Die Geschichte hat gezeigt, dass Angst ein wunderbarer Nährboden ist um "uns" von "denen" abzugrenzen und kulturelle Hierarchien vorzugaukeln. Obwohl rechte Parteien die Immigrationsproblematik nur verschlimmern, kann man ihren Wählern nicht böse sein, denn auch sie haben Angst. Angst, dass man ihnen etwas wegnimmt. Somit stellt sich nur die Frage ob rechte Parteien, deren plumpe Slogans von Andersdenkenden belächelt werden, das System zum Kippen bringen können. Die Statistik der letzten Jahrzehnte sagt Ja. Wir sehen eine Flut auf uns zukommen und versuchen ihr einzureden, dass sie sich gefälligst schleichen soll. Wir brauchen hier keine Flut. Und wenn es unbedingt sein muss, soll sie sich zumindest an unsere Kultur und die damit verbunde Denkweise anpassen. Das war immer schon so. Und so bleibt es auch. Ein echter Wiener ...

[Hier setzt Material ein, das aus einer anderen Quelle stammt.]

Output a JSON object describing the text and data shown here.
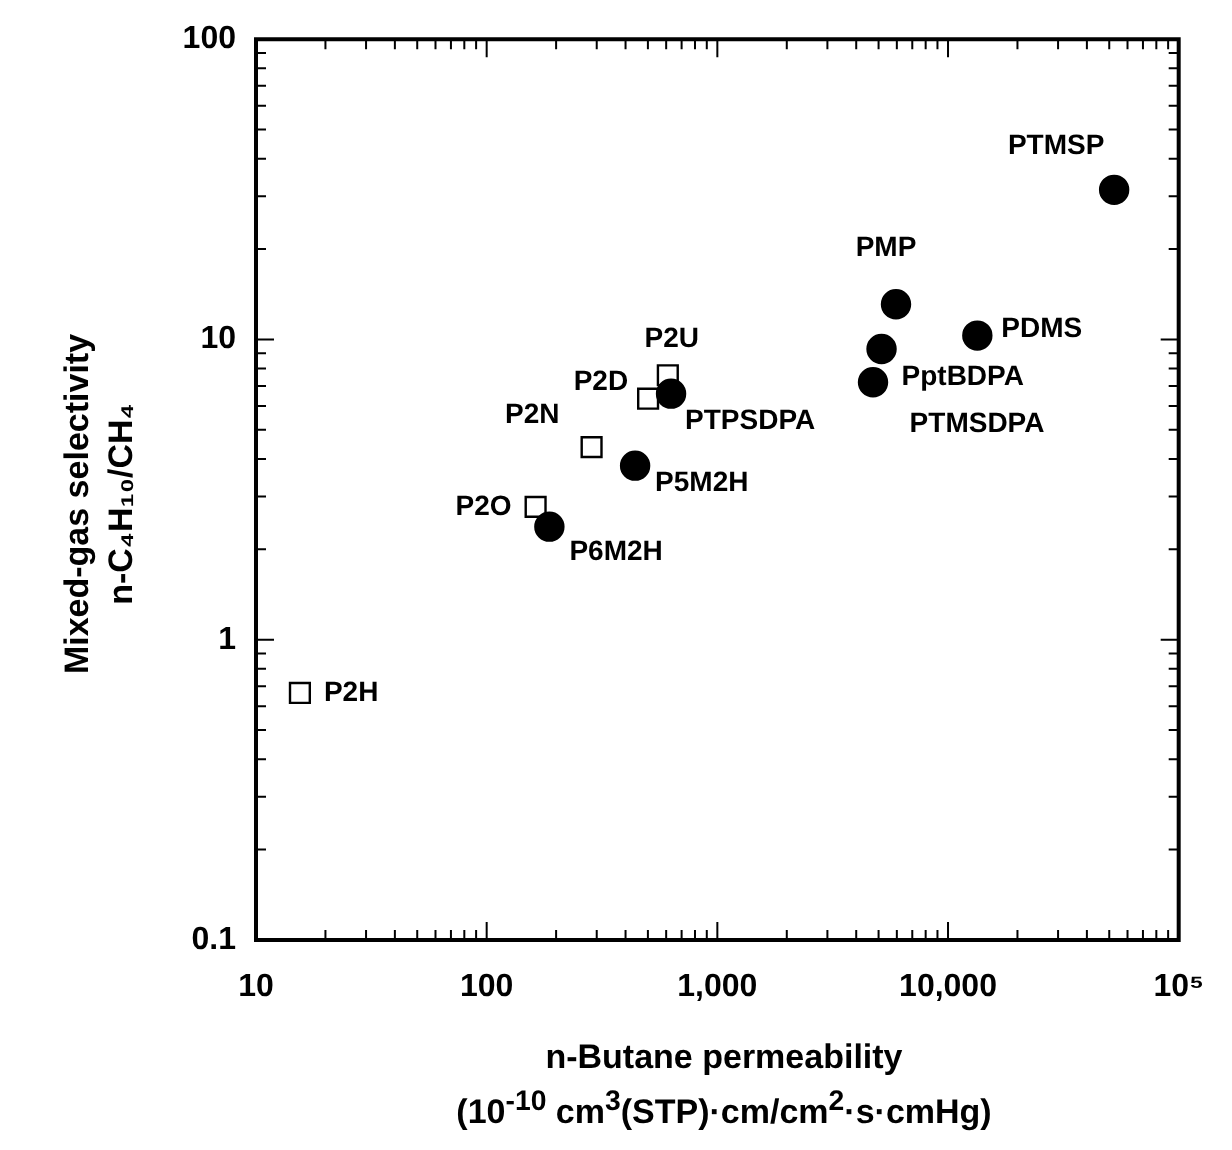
{
  "chart_data": {
    "type": "scatter",
    "xlabel": "n-Butane permeability\n(10$^{-10}$ cm$^{3}$(STP)·cm/cm$^{2}$·s·cmHg)",
    "ylabel": "Mixed-gas selectivity\nn-C₄H₁₀/CH₄",
    "log": "xy",
    "grid": false,
    "legend": false,
    "xlim": [
      10,
      100000
    ],
    "ylim": [
      0.1,
      100
    ],
    "xticks": [
      10,
      {
        "value": 20,
        "label": null
      },
      {
        "value": 30,
        "label": null
      },
      {
        "value": 40,
        "label": null
      },
      {
        "value": 50,
        "label": null
      },
      {
        "value": 60,
        "label": null
      },
      {
        "value": 70,
        "label": null
      },
      {
        "value": 80,
        "label": null
      },
      {
        "value": 90,
        "label": null
      },
      100,
      {
        "value": 200,
        "label": null
      },
      {
        "value": 300,
        "label": null
      },
      {
        "value": 400,
        "label": null
      },
      {
        "value": 500,
        "label": null
      },
      {
        "value": 600,
        "label": null
      },
      {
        "value": 700,
        "label": null
      },
      {
        "value": 800,
        "label": null
      },
      {
        "value": 900,
        "label": null
      },
      {
        "value": 1000,
        "label": "1,000"
      },
      {
        "value": 2000,
        "label": null
      },
      {
        "value": 3000,
        "label": null
      },
      {
        "value": 4000,
        "label": null
      },
      {
        "value": 5000,
        "label": null
      },
      {
        "value": 6000,
        "label": null
      },
      {
        "value": 7000,
        "label": null
      },
      {
        "value": 8000,
        "label": null
      },
      {
        "value": 9000,
        "label": null
      },
      {
        "value": 10000,
        "label": "10,000"
      },
      {
        "value": 20000,
        "label": null
      },
      {
        "value": 30000,
        "label": null
      },
      {
        "value": 40000,
        "label": null
      },
      {
        "value": 50000,
        "label": null
      },
      {
        "value": 60000,
        "label": null
      },
      {
        "value": 70000,
        "label": null
      },
      {
        "value": 80000,
        "label": null
      },
      {
        "value": 90000,
        "label": null
      },
      {
        "value": 100000,
        "label": "10⁵"
      }
    ],
    "yticks": [
      0.1,
      {
        "value": 0.2,
        "label": null
      },
      {
        "value": 0.3,
        "label": null
      },
      {
        "value": 0.4,
        "label": null
      },
      {
        "value": 0.5,
        "label": null
      },
      {
        "value": 0.6,
        "label": null
      },
      {
        "value": 0.7,
        "label": null
      },
      {
        "value": 0.8,
        "label": null
      },
      {
        "value": 0.9,
        "label": null
      },
      1,
      {
        "value": 2,
        "label": null
      },
      {
        "value": 3,
        "label": null
      },
      {
        "value": 4,
        "label": null
      },
      {
        "value": 5,
        "label": null
      },
      {
        "value": 6,
        "label": null
      },
      {
        "value": 7,
        "label": null
      },
      {
        "value": 8,
        "label": null
      },
      {
        "value": 9,
        "label": null
      },
      10,
      {
        "value": 20,
        "label": null
      },
      {
        "value": 30,
        "label": null
      },
      {
        "value": 40,
        "label": null
      },
      {
        "value": 50,
        "label": null
      },
      {
        "value": 60,
        "label": null
      },
      {
        "value": 70,
        "label": null
      },
      {
        "value": 80,
        "label": null
      },
      {
        "value": 90,
        "label": null
      },
      100
    ],
    "series": [
      {
        "color": "#000000",
        "marker": "square",
        "x": [
          15.5,
          163,
          285,
          501,
          610
        ],
        "values": [
          0.665,
          2.77,
          4.38,
          6.35,
          7.6
        ]
      },
      {
        "color": "#000000",
        "marker": "circle",
        "x": [
          187,
          440,
          630,
          4730,
          5150,
          5950,
          13400,
          52500
        ],
        "values": [
          2.38,
          3.8,
          6.6,
          7.2,
          9.3,
          13.1,
          10.3,
          31.5
        ]
      }
    ],
    "annotations": [
      {
        "text": "P2H",
        "x": 15.5,
        "y": 0.665
      },
      {
        "text": "P2O",
        "x": 163,
        "y": 2.77
      },
      {
        "text": "P2N",
        "x": 285,
        "y": 4.38
      },
      {
        "text": "P2D",
        "x": 501,
        "y": 6.35
      },
      {
        "text": "P2U",
        "x": 610,
        "y": 7.6
      },
      {
        "text": "P6M2H",
        "x": 187,
        "y": 2.38
      },
      {
        "text": "P5M2H",
        "x": 440,
        "y": 3.8
      },
      {
        "text": "PTPSDPA",
        "x": 630,
        "y": 6.6
      },
      {
        "text": "PTMSDPA",
        "x": 4730,
        "y": 7.2
      },
      {
        "text": "PptBDPA",
        "x": 5150,
        "y": 9.3
      },
      {
        "text": "PMP",
        "x": 5950,
        "y": 13.1
      },
      {
        "text": "PDMS",
        "x": 13400,
        "y": 10.3
      },
      {
        "text": "PTMSP",
        "x": 52500,
        "y": 31.5
      }
    ]
  }
}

Die Ureinwohner der Insel der Seligen sollten langsam erkennen, dass sie genau so fremd wirken wie diejenigen, die oft gar nicht freiwillig hier gelandet sind. In diesem Zusammenhang sind Gratiszeitungen entgegen ihrem Slogan zweifellos umsonst. Zum Glück sind sie zur freien Entnahme. Von begrenzter Stückzahl steht dort nichts. Weißt du was, Christkind, ich wünsche mir doch keine Erkenntnis, sondern jedes Exemplar, das 2013 gedruckt wird. Und eine große Packung Streichhölzer. (Markus Enenkel, Leserkommentar, derStandard.at, 19.12.2012)

Markus Enenkel (27) ist Dissertant am Department für Geodäsie und Geoinformation der Technischen Universität Wien.